Nobody in the picture looks like a ghost.
Even the angels, winged for paradise,
Wear embraceable bodies. It seems that paradise
For Giovanni di Paolo is a place of happy reunions.
And now, when we anticipate reunions
Like those in every moment, paradise
Is not exactly the place we hope to arrive.
It’s been made complicated—that arrival.
Our destination is where we hope to arrive.
Simple enough but now a paradox,
Since now we cannot be certain of our arrival
And have to pray simply that we arrive.
And of course we hope to arrive in our human bodies,
The ones we’ve always known since our arrival
On earth, the ones for which there are no rivals
Imaginable, except as an Italian ghost
Has painted them. But who wants to be a ghost,
Even if it means being part of a revival,
Even in such a classic, reunited
As form and content, body and soul’s reunion?

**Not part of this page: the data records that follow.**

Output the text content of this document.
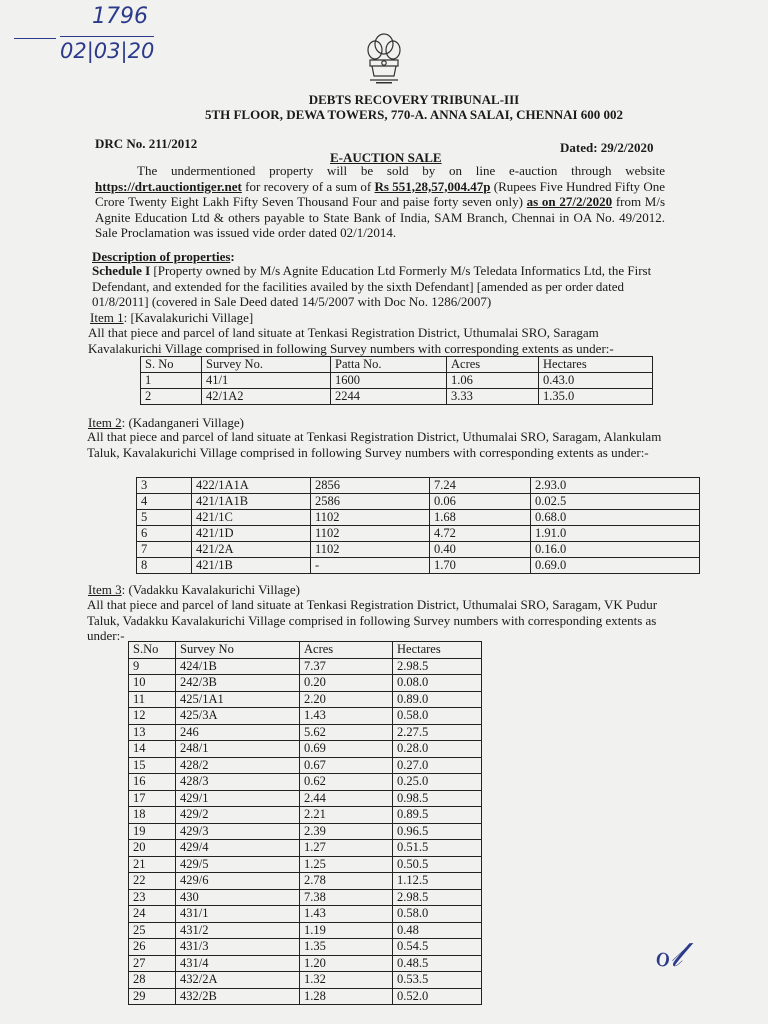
1796
02|03|20
DEBTS RECOVERY TRIBUNAL-III
5TH FLOOR, DEWA TOWERS, 770-A. ANNA SALAI, CHENNAI 600 002
DRC No. 211/2012	Dated: 29/2/2020
E-AUCTION SALE
The undermentioned property will be sold by on line e-auction through website https://drt.auctiontiger.net for recovery of a sum of Rs 551,28,57,004.47p (Rupees Five Hundred Fifty One Crore Twenty Eight Lakh Fifty Seven Thousand Four and paise forty seven only) as on 27/2/2020 from M/s Agnite Education Ltd & others payable to State Bank of India, SAM Branch, Chennai in OA No. 49/2012. Sale Proclamation was issued vide order dated 02/1/2014.
Description of properties:
Schedule I [Property owned by M/s Agnite Education Ltd Formerly M/s Teledata Informatics Ltd, the First Defendant, and extended for the facilities availed by the sixth Defendant] [amended as per order dated 01/8/2011] (covered in Sale Deed dated 14/5/2007 with Doc No. 1286/2007)
Item 1: [Kavalakurichi Village]
All that piece and parcel of land situate at Tenkasi Registration District, Uthumalai SRO, Saragam Kavalakurichi Village comprised in following Survey numbers with corresponding extents as under:-
S. No	Survey No.	Patta No.	Acres	Hectares
1	41/1	1600	1.06	0.43.0
2	42/1A2	2244	3.33	1.35.0
Item 2: (Kadanganeri Village)
All that piece and parcel of land situate at Tenkasi Registration District, Uthumalai SRO, Saragam, Alankulam Taluk, Kavalakurichi Village comprised in following Survey numbers with corresponding extents as under:-
3	422/1A1A	2856	7.24	2.93.0
4	421/1A1B	2586	0.06	0.02.5
5	421/1C	1102	1.68	0.68.0
6	421/1D	1102	4.72	1.91.0
7	421/2A	1102	0.40	0.16.0
8	421/1B	-	1.70	0.69.0
Item 3: (Vadakku Kavalakurichi Village)
All that piece and parcel of land situate at Tenkasi Registration District, Uthumalai SRO, Saragam, VK Pudur Taluk, Vadakku Kavalakurichi Village comprised in following Survey numbers with corresponding extents as under:-
S.No	Survey No	Acres	Hectares
9	424/1B	7.37	2.98.5
10	242/3B	0.20	0.08.0
11	425/1A1	2.20	0.89.0
12	425/3A	1.43	0.58.0
13	246	5.62	2.27.5
14	248/1	0.69	0.28.0
15	428/2	0.67	0.27.0
16	428/3	0.62	0.25.0
17	429/1	2.44	0.98.5
18	429/2	2.21	0.89.5
19	429/3	2.39	0.96.5
20	429/4	1.27	0.51.5
21	429/5	1.25	0.50.5
22	429/6	2.78	1.12.5
23	430	7.38	2.98.5
24	431/1	1.43	0.58.0
25	431/2	1.19	0.48
26	431/3	1.35	0.54.5
27	431/4	1.20	0.48.5
28	432/2A	1.32	0.53.5
29	432/2B	1.28	0.52.0
ℴ𝓁
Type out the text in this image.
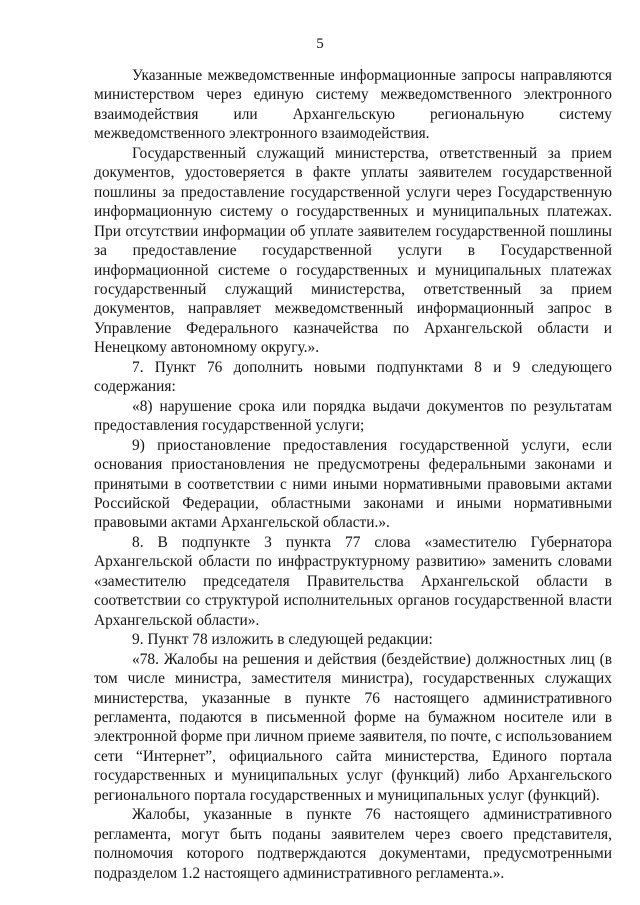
5

Указанные межведомственные информационные запросы направляются министерством через единую систему межведомственного электронного взаимодействия или Архангельскую региональную систему межведомственного электронного взаимодействия.

Государственный служащий министерства, ответственный за прием документов, удостоверяется в факте уплаты заявителем государственной пошлины за предоставление государственной услуги через Государственную информационную систему о государственных и муниципальных платежах. При отсутствии информации об уплате заявителем государственной пошлины за предоставление государственной услуги в Государственной информационной системе о государственных и муниципальных платежах государственный служащий министерства, ответственный за прием документов, направляет межведомственный информационный запрос в Управление Федерального казначейства по Архангельской области и Ненецкому автономному округу.».

7. Пункт 76 дополнить новыми подпунктами 8 и 9 следующего содержания:

«8) нарушение срока или порядка выдачи документов по результатам предоставления государственной услуги;

9) приостановление предоставления государственной услуги, если основания приостановления не предусмотрены федеральными законами и принятыми в соответствии с ними иными нормативными правовыми актами Российской Федерации, областными законами и иными нормативными правовыми актами Архангельской области.».

8. В подпункте 3 пункта 77 слова «заместителю Губернатора Архангельской области по инфраструктурному развитию» заменить словами «заместителю председателя Правительства Архангельской области в соответствии со структурой исполнительных органов государственной власти Архангельской области».

9. Пункт 78 изложить в следующей редакции:

«78. Жалобы на решения и действия (бездействие) должностных лиц (в том числе министра, заместителя министра), государственных служащих министерства, указанные в пункте 76 настоящего административного регламента, подаются в письменной форме на бумажном носителе или в электронной форме при личном приеме заявителя, по почте, с использованием сети “Интернет”, официального сайта министерства, Единого портала государственных и муниципальных услуг (функций) либо Архангельского регионального портала государственных и муниципальных услуг (функций).

Жалобы, указанные в пункте 76 настоящего административного регламента, могут быть поданы заявителем через своего представителя, полномочия которого подтверждаются документами, предусмотренными подразделом 1.2 настоящего административного регламента.».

Let’s face it, only the hardiest can see union
With art as a satisfying arrival.
For most of us, our daily lives unite
Our needs for love and work. And their smooth union
Is, come to think of it, a blissful paragon,
A reason to tell the partner of our union,
Talking about our day over dinner, united
In crunching through bread and salad, of our body’s
Desire to be united with their body.
It’s a good day that ends with such a union.
And though we might still love each other’s ghost
And say so, what we desire is not a ghost.
What we desire is both the flesh and ghost,
The full consort together, the living union.
We know that’s health. We know that this new ghost
Of rumor and apprehension is a ghost
Like the horizon line, always arriving.
And now we have to live with the kind of ghost
That gives a bad name to every ghost—
I mean to every airy sense of paradise
Where the good—which should mean all of us—find paradise,
Despite the blemishes we’ve stuck to our ghosts.
It all comes back, doesn’t it, to the body?
We wish we’d never have to leave our bodies.
Or have to leave the way we think of our bodies.
Giovanni clothes the heavenly in the ghost
Of class and calling. He paints no naked bodies,
Despite our expectations of the body
In heaven, restored to a primeval union
With innocence and ignorance. He says we’ll be those bodies
Identified as us, and so we’ll dress our bodies
As we have understood them. Maybe after arriving
We’ll come to understand that to arrive
In heaven is to embrace a hidden body.
After all, this is but an interpretation of paradise,
Which says we bring our world with us to paradise.
I’m glad Giovanni di Paolo saw the arrival
Of souls in paradise as a time for reunion,
And not merely a mingling of bodiless ghosts.
I wish I could believe in that promise of paradise
As deeply as I believe in this mortal body.